“Video games are too long”: Symptoms of a more fundamental problem
Shawn Layden, former PlayStation executive at Sony, recently re-initiated the good old debate of video games being “too long”, using The Last of Us Part II as an example. While he was primarily concerned with the sustainability of modern AAA development, all kinds of discussions about “entertainment value per dollar”, the pros and cons of short “interactive experiences”, grinding and various other related topics started happening on social media (for example below Jason Schreier’s deliberately provocative tweet).
But one question isn’t really being tackled: What is it specifically about AAA games that makes many players — not just executives, developers or critics — consider them “too long”? Of course open worlds are getting bigger, feature lists are getting longer, there’s more content in general — and all these factors create their own problems for the reality of day-to-day production as well as in terms of game design.
However, a long playing time is not really the problem in itself. Players with thousands of hours in League of Legends or chess are not uncommon. And after each match, they decide whether they’ve had enough, i.e. whether they’re still encountering interesting and unsolved situations for themselves or whether they’ve seen it all.

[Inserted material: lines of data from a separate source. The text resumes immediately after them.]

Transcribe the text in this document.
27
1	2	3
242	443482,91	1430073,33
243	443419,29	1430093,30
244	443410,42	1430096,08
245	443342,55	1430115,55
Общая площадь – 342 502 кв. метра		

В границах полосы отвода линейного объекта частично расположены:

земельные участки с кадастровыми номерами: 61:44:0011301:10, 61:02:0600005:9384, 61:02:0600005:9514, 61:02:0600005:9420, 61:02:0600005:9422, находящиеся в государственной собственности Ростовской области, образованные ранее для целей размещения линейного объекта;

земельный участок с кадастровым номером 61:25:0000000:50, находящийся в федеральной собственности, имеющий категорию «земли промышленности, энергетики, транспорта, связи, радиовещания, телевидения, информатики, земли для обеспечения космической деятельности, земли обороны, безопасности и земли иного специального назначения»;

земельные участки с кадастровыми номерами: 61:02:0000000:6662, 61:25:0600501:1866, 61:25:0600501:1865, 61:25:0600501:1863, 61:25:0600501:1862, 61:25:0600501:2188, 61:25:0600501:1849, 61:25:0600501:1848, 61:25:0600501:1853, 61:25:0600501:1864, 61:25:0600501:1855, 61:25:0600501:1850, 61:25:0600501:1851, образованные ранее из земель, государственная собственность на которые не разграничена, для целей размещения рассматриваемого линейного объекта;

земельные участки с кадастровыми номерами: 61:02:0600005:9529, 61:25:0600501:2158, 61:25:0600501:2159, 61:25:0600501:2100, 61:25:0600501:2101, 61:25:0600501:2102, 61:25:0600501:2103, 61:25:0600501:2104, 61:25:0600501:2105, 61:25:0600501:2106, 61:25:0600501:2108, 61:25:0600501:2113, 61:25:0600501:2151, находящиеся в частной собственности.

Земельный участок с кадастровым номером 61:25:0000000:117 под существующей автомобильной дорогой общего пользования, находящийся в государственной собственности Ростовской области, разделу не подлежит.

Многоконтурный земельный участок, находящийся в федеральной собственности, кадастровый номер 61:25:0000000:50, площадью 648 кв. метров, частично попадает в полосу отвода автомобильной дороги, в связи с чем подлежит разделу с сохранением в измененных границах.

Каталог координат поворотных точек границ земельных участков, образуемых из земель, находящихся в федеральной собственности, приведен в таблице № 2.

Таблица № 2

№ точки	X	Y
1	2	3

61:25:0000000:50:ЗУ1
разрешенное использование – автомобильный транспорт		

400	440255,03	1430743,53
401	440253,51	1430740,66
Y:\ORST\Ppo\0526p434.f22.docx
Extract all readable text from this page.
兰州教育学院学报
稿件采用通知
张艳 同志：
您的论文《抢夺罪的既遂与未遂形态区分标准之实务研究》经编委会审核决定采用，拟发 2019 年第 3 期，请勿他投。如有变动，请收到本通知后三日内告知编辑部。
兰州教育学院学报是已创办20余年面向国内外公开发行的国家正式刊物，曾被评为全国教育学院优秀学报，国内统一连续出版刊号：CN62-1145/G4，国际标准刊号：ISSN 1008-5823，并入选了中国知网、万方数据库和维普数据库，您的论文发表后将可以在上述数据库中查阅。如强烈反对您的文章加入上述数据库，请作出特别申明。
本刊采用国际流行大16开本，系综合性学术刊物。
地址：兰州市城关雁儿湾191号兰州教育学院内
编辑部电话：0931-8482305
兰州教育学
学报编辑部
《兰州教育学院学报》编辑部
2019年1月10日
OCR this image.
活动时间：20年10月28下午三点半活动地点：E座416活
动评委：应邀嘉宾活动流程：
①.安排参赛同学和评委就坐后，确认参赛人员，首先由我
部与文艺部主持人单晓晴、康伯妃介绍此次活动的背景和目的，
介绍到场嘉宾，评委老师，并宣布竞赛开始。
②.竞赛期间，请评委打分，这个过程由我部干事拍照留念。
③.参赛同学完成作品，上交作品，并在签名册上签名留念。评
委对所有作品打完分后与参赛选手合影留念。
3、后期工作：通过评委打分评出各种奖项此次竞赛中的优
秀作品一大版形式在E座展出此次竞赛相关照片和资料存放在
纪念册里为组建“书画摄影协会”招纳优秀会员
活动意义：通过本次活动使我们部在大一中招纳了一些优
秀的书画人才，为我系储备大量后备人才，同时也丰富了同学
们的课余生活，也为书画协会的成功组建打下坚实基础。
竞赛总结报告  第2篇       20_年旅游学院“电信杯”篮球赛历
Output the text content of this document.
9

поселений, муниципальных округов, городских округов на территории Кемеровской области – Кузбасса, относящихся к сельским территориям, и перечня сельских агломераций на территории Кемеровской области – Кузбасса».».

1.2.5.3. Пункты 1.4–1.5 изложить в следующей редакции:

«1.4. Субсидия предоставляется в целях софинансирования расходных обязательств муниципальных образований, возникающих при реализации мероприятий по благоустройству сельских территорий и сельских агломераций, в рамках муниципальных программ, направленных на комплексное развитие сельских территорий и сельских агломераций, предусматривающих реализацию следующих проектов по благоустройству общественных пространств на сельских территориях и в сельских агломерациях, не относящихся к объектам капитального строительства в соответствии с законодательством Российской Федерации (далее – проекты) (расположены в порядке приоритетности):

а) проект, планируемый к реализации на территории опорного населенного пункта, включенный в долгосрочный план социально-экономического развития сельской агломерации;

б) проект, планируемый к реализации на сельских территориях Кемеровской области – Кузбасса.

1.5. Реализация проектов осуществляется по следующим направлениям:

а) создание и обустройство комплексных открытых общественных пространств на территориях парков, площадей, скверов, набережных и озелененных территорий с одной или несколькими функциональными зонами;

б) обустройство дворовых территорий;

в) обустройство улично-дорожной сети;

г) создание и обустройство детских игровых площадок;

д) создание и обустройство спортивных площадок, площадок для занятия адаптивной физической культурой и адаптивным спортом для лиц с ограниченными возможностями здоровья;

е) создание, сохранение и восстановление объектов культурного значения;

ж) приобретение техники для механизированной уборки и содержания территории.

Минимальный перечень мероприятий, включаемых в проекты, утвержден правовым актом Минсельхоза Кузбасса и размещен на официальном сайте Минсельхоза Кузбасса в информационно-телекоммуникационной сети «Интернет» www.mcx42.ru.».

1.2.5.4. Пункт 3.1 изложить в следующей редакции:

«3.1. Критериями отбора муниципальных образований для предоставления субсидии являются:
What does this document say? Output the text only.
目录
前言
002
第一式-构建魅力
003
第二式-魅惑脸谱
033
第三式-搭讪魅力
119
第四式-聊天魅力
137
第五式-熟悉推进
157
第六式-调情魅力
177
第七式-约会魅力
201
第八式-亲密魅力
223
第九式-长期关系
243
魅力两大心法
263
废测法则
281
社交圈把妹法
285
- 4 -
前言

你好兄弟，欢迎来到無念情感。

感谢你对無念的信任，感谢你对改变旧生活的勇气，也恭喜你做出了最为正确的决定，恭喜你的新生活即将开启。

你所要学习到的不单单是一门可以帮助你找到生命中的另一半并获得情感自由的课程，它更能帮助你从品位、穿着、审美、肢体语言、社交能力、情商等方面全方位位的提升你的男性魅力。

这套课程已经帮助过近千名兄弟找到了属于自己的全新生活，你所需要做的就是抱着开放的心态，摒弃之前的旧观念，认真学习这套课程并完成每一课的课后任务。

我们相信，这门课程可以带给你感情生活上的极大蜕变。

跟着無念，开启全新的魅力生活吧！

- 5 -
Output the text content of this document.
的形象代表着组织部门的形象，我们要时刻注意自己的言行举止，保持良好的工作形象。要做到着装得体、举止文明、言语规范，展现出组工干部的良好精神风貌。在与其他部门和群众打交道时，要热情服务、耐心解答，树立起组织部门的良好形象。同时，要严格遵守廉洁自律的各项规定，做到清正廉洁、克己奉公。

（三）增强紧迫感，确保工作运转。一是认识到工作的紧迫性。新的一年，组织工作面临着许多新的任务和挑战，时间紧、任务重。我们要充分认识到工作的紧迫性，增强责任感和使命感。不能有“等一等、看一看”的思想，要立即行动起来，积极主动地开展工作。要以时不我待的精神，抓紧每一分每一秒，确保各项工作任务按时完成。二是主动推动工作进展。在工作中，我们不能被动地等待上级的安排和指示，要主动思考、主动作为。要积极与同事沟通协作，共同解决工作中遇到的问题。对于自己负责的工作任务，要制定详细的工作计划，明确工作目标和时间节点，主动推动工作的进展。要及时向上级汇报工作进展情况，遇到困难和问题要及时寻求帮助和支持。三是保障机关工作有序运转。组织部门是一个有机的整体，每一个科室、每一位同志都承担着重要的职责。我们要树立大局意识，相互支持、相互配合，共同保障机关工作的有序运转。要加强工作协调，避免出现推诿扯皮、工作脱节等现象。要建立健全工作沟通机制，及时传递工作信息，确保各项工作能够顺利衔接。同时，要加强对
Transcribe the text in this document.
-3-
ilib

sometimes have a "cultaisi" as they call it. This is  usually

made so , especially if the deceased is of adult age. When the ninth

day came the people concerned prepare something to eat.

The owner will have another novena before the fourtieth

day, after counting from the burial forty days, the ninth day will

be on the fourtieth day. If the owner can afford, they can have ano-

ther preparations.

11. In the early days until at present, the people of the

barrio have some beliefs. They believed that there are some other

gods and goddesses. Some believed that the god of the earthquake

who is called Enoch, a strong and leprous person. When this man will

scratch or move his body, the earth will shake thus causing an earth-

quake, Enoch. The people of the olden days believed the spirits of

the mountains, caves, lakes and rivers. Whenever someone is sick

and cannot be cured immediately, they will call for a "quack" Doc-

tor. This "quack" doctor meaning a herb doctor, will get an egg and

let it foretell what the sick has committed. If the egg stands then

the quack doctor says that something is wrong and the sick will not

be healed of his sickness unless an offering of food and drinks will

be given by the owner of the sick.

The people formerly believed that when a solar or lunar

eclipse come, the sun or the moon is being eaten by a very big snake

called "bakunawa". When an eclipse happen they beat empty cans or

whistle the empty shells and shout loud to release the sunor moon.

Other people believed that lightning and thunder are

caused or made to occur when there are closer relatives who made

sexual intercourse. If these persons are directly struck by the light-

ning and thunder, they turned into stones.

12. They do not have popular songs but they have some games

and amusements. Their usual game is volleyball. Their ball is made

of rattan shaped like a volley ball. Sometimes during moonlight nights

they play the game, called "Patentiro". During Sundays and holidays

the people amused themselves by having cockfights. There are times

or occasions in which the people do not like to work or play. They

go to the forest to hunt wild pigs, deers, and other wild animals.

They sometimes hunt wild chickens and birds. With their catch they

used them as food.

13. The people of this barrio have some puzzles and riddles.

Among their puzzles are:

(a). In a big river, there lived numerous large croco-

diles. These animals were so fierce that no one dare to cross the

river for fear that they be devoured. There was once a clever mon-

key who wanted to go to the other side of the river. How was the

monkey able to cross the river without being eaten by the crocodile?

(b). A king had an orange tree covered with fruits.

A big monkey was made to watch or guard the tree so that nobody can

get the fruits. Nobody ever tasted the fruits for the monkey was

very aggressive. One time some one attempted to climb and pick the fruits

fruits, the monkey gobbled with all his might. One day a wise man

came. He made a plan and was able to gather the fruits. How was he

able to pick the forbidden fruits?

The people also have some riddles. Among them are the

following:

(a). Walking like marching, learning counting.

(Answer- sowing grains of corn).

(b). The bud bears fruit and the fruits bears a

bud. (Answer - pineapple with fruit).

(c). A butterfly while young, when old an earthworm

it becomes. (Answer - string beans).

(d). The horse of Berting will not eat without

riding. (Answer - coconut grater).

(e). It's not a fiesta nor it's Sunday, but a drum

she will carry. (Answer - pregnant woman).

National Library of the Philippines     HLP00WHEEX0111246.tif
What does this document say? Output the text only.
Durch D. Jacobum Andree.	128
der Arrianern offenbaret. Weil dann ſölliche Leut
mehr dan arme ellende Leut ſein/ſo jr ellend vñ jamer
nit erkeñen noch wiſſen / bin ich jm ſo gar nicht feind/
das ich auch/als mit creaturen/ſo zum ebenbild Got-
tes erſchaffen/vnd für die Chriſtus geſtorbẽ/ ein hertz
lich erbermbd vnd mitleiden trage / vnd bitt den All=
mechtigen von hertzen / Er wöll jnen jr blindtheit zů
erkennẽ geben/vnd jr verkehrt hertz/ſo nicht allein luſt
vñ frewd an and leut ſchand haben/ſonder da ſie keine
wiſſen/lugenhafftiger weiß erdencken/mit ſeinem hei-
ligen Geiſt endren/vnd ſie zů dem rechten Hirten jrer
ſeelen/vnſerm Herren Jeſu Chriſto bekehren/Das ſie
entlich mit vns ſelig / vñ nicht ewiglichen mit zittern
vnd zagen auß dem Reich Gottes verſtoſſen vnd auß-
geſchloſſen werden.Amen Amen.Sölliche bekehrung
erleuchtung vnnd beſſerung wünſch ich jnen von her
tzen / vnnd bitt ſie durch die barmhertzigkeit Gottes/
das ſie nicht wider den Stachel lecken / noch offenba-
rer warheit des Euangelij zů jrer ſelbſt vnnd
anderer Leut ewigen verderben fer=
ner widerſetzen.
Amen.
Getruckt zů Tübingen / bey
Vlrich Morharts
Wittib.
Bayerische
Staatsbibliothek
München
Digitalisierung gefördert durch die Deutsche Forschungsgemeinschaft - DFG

So games based on players repeating the same gameplay loops over and over do not have this “too long” problem it seems.
Now, the problem with many AAA titles is that they use that same model of gameplay loops, but also embed it in a — sometimes more, sometimes less — pre-determined and linear story structure. As a result, players often find that they have already learned all there is to learn when it comes to gameplay, but it still continues for a pre-defined number of hours, because it still has to tell its story. The game is “too long” for its own structure.
The fact that many of these games are very similar in terms of gameplay, so that players can transfer their skills from one to another pretty easily, further aggravates the problem (alongside the almost necessarily rather low level of challenge of mass-market entertainment products).
However, adjusting a game’s duration to the player’s learning curve is not really a solvable problem since it strongly depends on the individual. Fast or slow learner? Genre veteran or newcomer? Construction worker or computer scientist? All these aspects result in completely different curves for any given game and would in theory require changes to the design. Difficulty levels help to a degree, but can’t really tend to every individual and thus will ultimately always remain far-from-ideal solutions to a “cursed problem”.
By the way: Of course there is also the opposite issue. If a player doesn’t get accustomed to the gameplay quickly enough, the narrative’s pacing suffers.
Titles like What Remains of Edith Finch on the other hand do much better. Instead of clinging to the idea of gameplay loops, they closely link their interactive elements to the story that’s being told — an actual synthesis. Each scene comes with its own rules, actions and gameplay-driven statements that can be adjusted to serve the respective narrative content.
In this case, the gameplay does not get its meaning from the player’s learning process, but rather by purposefully supporting the story. The game is exactly as long as it has to be. If it’s not, then it can be criticized based on its own standards. However, this is by no means an impossible-to-solve problem like the one described above.
Conclusion: A game lasting the “wrong” amount of time is usually not a problem of any specific game or of how AAA development works these days. It is rather a symptom of a fundamentally problematic approach to the medium that lacks focus and coherence.